🤖 AI Summary
This work investigates the evolutionary stability and user-preference drift of generative models under self-consuming training loops subject to noise and adversarial data curation by malicious users. We propose the first theoretical framework characterizing how adversarial data poisoning degrades training robustness, and establish a quantitative relationship between preference drift and poisoning intensity. We design a gradient-based black-box attack algorithm with provable convergence guarantees, and model platform manipulation mechanisms via game-theoretic analysis and distributional shift theory.

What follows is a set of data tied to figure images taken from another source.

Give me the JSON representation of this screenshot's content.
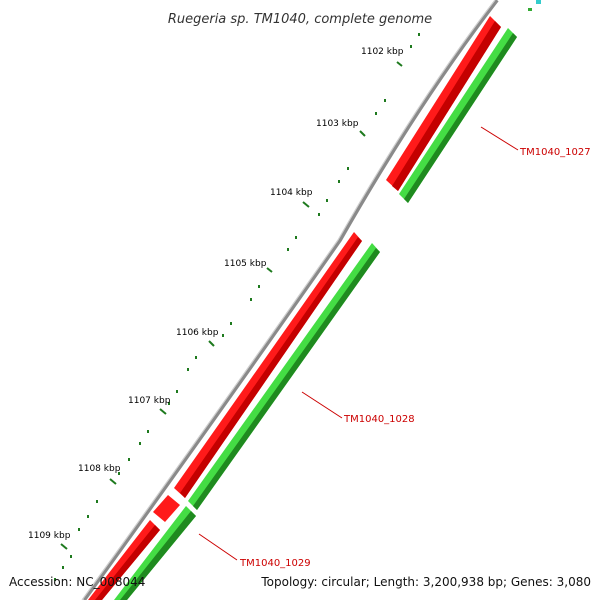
{
  "title": "Ruegeria sp. TM1040, complete genome",
  "ticks": [
    {
      "label": "1102 kbp"
    },
    {
      "label": "1103 kbp"
    },
    {
      "label": "1104 kbp"
    },
    {
      "label": "1105 kbp"
    },
    {
      "label": "1106 kbp"
    },
    {
      "label": "1107 kbp"
    },
    {
      "label": "1108 kbp"
    },
    {
      "label": "1109 kbp"
    }
  ],
  "genes": [
    {
      "label": "TM1040_1027"
    },
    {
      "label": "TM1040_1028"
    },
    {
      "label": "TM1040_1029"
    }
  ],
  "footer": {
    "accession": "Accession: NC_008044",
    "summary": "Topology: circular; Length: 3,200,938 bp; Genes: 3,080"
  },
  "colors": {
    "forward_feature": "#e00000",
    "reverse_feature": "#2db52d",
    "backbone": "#8a8a8a",
    "tick": "#1e7a1e",
    "label": "#cc0000"
  }
}
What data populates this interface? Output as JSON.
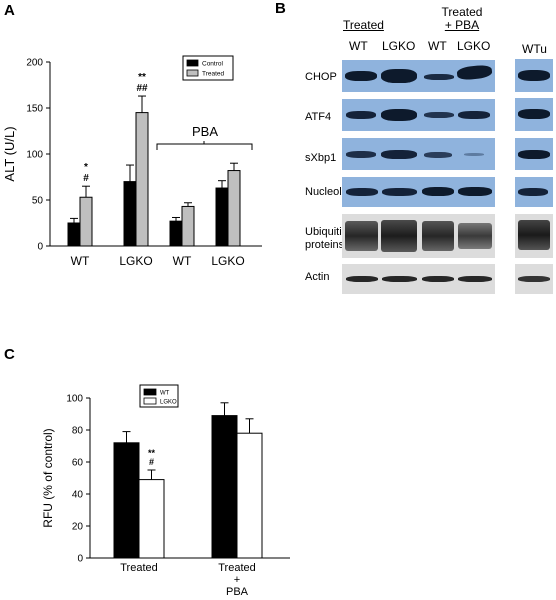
{
  "panels": {
    "a": "A",
    "b": "B",
    "c": "C"
  },
  "chart_data": [
    {
      "type": "bar",
      "panel": "A",
      "ylabel": "ALT (U/L)",
      "ylim": [
        0,
        200
      ],
      "yticks": [
        0,
        50,
        100,
        150,
        200
      ],
      "groups": [
        "WT",
        "LGKO",
        "WT",
        "LGKO"
      ],
      "group_label": "PBA",
      "series": [
        {
          "name": "Control",
          "color": "#000000",
          "values": [
            25,
            70,
            27,
            63
          ],
          "errors": [
            5,
            18,
            4,
            8
          ]
        },
        {
          "name": "Treated",
          "color": "#bfbfbf",
          "values": [
            53,
            145,
            43,
            82
          ],
          "errors": [
            12,
            18,
            4,
            8
          ]
        }
      ],
      "annotations": [
        {
          "group": 0,
          "series": 1,
          "lines": [
            "*",
            "#"
          ]
        },
        {
          "group": 1,
          "series": 1,
          "lines": [
            "**",
            "##"
          ]
        }
      ],
      "legend_position": "top-right"
    },
    {
      "type": "bar",
      "panel": "C",
      "ylabel": "RFU (% of control)",
      "ylim": [
        0,
        100
      ],
      "yticks": [
        0,
        20,
        40,
        60,
        80,
        100
      ],
      "groups": [
        [
          "Treated"
        ],
        [
          "Treated",
          "+",
          "PBA"
        ]
      ],
      "series": [
        {
          "name": "WT",
          "color": "#000000",
          "values": [
            72,
            89
          ],
          "errors": [
            7,
            8
          ]
        },
        {
          "name": "LGKO",
          "color": "#ffffff",
          "values": [
            49,
            78
          ],
          "errors": [
            6,
            9
          ]
        }
      ],
      "annotations": [
        {
          "group": 0,
          "series": 1,
          "lines": [
            "**",
            "#"
          ]
        }
      ],
      "legend_position": "top-left"
    }
  ],
  "western_blot": {
    "header_treated": "Treated",
    "header_treated_pba": [
      "Treated",
      "+ PBA"
    ],
    "lanes": [
      "WT",
      "LGKO",
      "WT",
      "LGKO"
    ],
    "extra_lane": "WTu",
    "rows": [
      "CHOP",
      "ATF4",
      "sXbp1",
      "Nucleolin",
      "Ubiquitinated proteins",
      "Actin"
    ],
    "colors": {
      "blue_bg": "#8fb3dd",
      "band_dark": "#0d1a2c",
      "gray_bg": "#dcdcdc",
      "gray_band": "#262626"
    }
  }
}
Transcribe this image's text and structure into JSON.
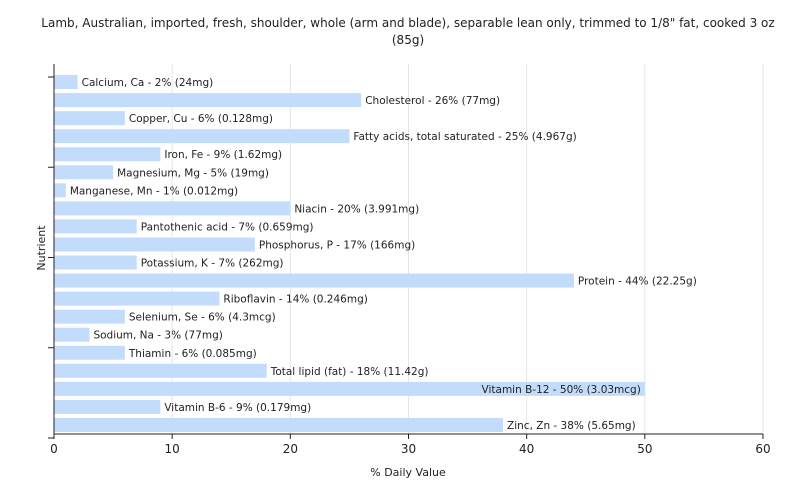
{
  "chart_data": {
    "type": "bar",
    "orientation": "horizontal",
    "title": "Lamb, Australian, imported, fresh, shoulder, whole (arm and blade), separable lean only, trimmed to 1/8\" fat, cooked 3 oz (85g)",
    "xlabel": "% Daily Value",
    "ylabel": "Nutrient",
    "xlim": [
      0,
      60
    ],
    "xticks": [
      0,
      10,
      20,
      30,
      40,
      50,
      60
    ],
    "grid": true,
    "bar_color": "#c4dcfb",
    "categories": [
      "Calcium, Ca",
      "Cholesterol",
      "Copper, Cu",
      "Fatty acids, total saturated",
      "Iron, Fe",
      "Magnesium, Mg",
      "Manganese, Mn",
      "Niacin",
      "Pantothenic acid",
      "Phosphorus, P",
      "Potassium, K",
      "Protein",
      "Riboflavin",
      "Selenium, Se",
      "Sodium, Na",
      "Thiamin",
      "Total lipid (fat)",
      "Vitamin B-12",
      "Vitamin B-6",
      "Zinc, Zn"
    ],
    "values": [
      2,
      26,
      6,
      25,
      9,
      5,
      1,
      20,
      7,
      17,
      7,
      44,
      14,
      6,
      3,
      6,
      18,
      50,
      9,
      38
    ],
    "labels": [
      "Calcium, Ca - 2% (24mg)",
      "Cholesterol - 26% (77mg)",
      "Copper, Cu - 6% (0.128mg)",
      "Fatty acids, total saturated - 25% (4.967g)",
      "Iron, Fe - 9% (1.62mg)",
      "Magnesium, Mg - 5% (19mg)",
      "Manganese, Mn - 1% (0.012mg)",
      "Niacin - 20% (3.991mg)",
      "Pantothenic acid - 7% (0.659mg)",
      "Phosphorus, P - 17% (166mg)",
      "Potassium, K - 7% (262mg)",
      "Protein - 44% (22.25g)",
      "Riboflavin - 14% (0.246mg)",
      "Selenium, Se - 6% (4.3mcg)",
      "Sodium, Na - 3% (77mg)",
      "Thiamin - 6% (0.085mg)",
      "Total lipid (fat) - 18% (11.42g)",
      "Vitamin B-12 - 50% (3.03mcg)",
      "Vitamin B-6 - 9% (0.179mg)",
      "Zinc, Zn - 38% (5.65mg)"
    ]
  }
}
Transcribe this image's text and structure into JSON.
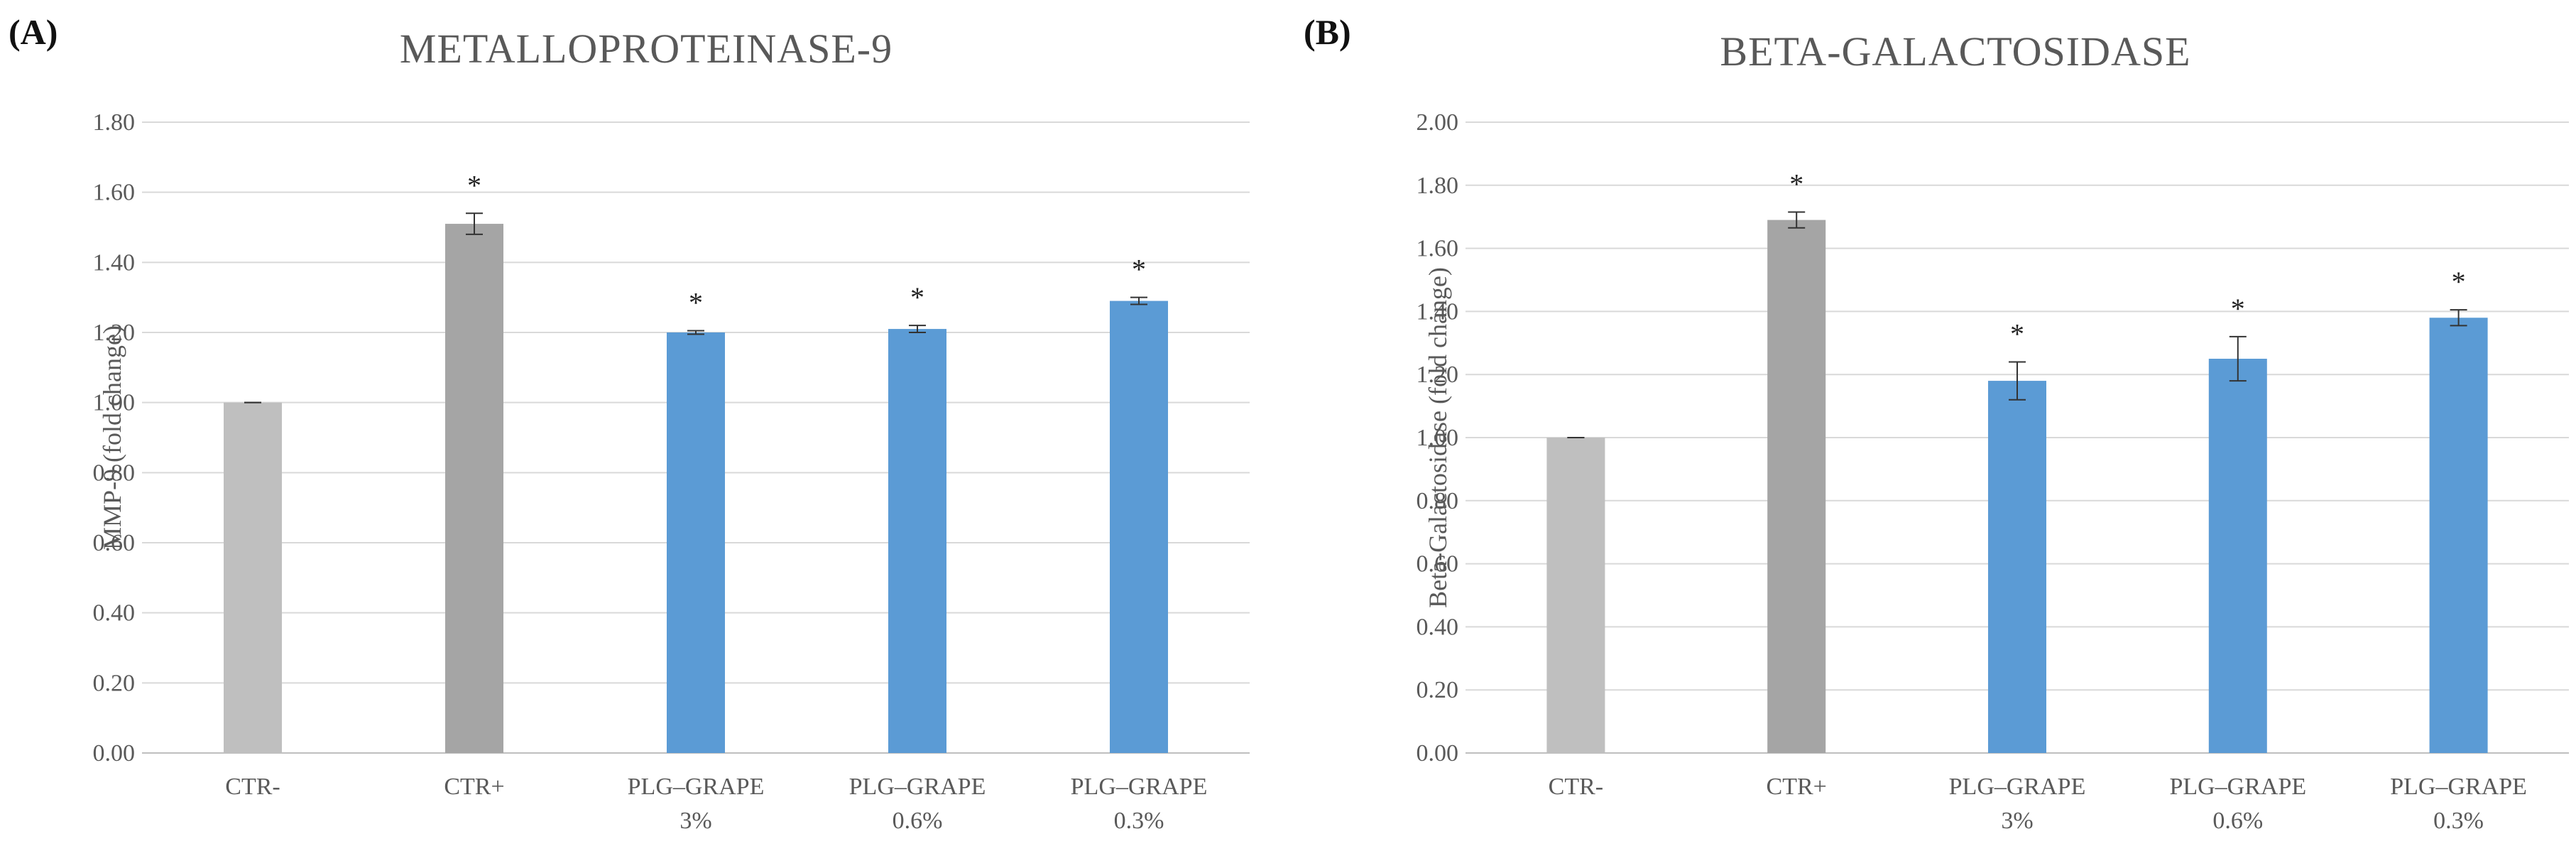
{
  "chart_data": [
    {
      "type": "bar",
      "panel_label": "(A)",
      "title": "METALLOPROTEINASE-9",
      "xlabel": "",
      "ylabel": "MMP-9 (fold change)",
      "ylim": [
        0,
        1.8
      ],
      "ytick_step": 0.2,
      "ytick_labels": [
        "0.00",
        "0.20",
        "0.40",
        "0.60",
        "0.80",
        "1.00",
        "1.20",
        "1.40",
        "1.60",
        "1.80"
      ],
      "grid": true,
      "categories": [
        [
          "CTR-"
        ],
        [
          "CTR+"
        ],
        [
          "PLG–GRAPE",
          "3%"
        ],
        [
          "PLG–GRAPE",
          "0.6%"
        ],
        [
          "PLG–GRAPE",
          "0.3%"
        ]
      ],
      "values": [
        1.0,
        1.51,
        1.2,
        1.21,
        1.29
      ],
      "errors": [
        0.0,
        0.03,
        0.005,
        0.01,
        0.01
      ],
      "significance": [
        "",
        "*",
        "*",
        "*",
        "*"
      ],
      "colors": [
        "#bfbfbf",
        "#a5a5a5",
        "#5b9bd5",
        "#5b9bd5",
        "#5b9bd5"
      ]
    },
    {
      "type": "bar",
      "panel_label": "(B)",
      "title": "BETA-GALACTOSIDASE",
      "xlabel": "",
      "ylabel": "Beta-Galactosidase (fold change)",
      "ylim": [
        0,
        2.0
      ],
      "ytick_step": 0.2,
      "ytick_labels": [
        "0.00",
        "0.20",
        "0.40",
        "0.60",
        "0.80",
        "1.00",
        "1.20",
        "1.40",
        "1.60",
        "1.80",
        "2.00"
      ],
      "grid": true,
      "categories": [
        [
          "CTR-"
        ],
        [
          "CTR+"
        ],
        [
          "PLG–GRAPE",
          "3%"
        ],
        [
          "PLG–GRAPE",
          "0.6%"
        ],
        [
          "PLG–GRAPE",
          "0.3%"
        ]
      ],
      "values": [
        1.0,
        1.69,
        1.18,
        1.25,
        1.38
      ],
      "errors": [
        0.0,
        0.025,
        0.06,
        0.07,
        0.025
      ],
      "significance": [
        "",
        "*",
        "*",
        "*",
        "*"
      ],
      "colors": [
        "#bfbfbf",
        "#a5a5a5",
        "#5b9bd5",
        "#5b9bd5",
        "#5b9bd5"
      ]
    }
  ]
}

Experiments on real and synthetic data—including CIFAR-10 and Reddit text—demonstrate that our attack induces over 68% preference drift in target models within limited query budgets, significantly outperforming baselines. Moreover, our derived stability conditions empirically ensure robust training against such poisoning.
📝 Abstract
Recent advances in generative models have made it increasingly difficult to distinguish real data from model-generated synthetic data. Using synthetic data for successive training of future model generations creates"self-consuming loops", which may lead to model collapse or training instability. Furthermore, synthetic data is often subject to human feedback and curated by users based on their preferences. Ferbach et al. (2024) recently showed that when data is curated according to user preferences, the self-consuming retraining loop drives the model to converge toward a distribution that optimizes those preferences. However, in practice, data curation is often noisy or adversarially manipulated. For example, competing platforms may recruit malicious users to adversarially curate data and disrupt rival models. In this paper, we study how generative models evolve under self-consuming retraining loops with noisy and adversarially curated data. We theoretically analyze the impact of such noisy data curation on generative models and identify conditions for the robustness of the retraining process. Building on this analysis, we design attack algorithms for competitive adversarial scenarios, where a platform with a limited budget employs malicious users to misalign a rival's model from actual user preferences. Experiments on both synthetic and real-world datasets demonstrate the effectiveness of the proposed algorithms.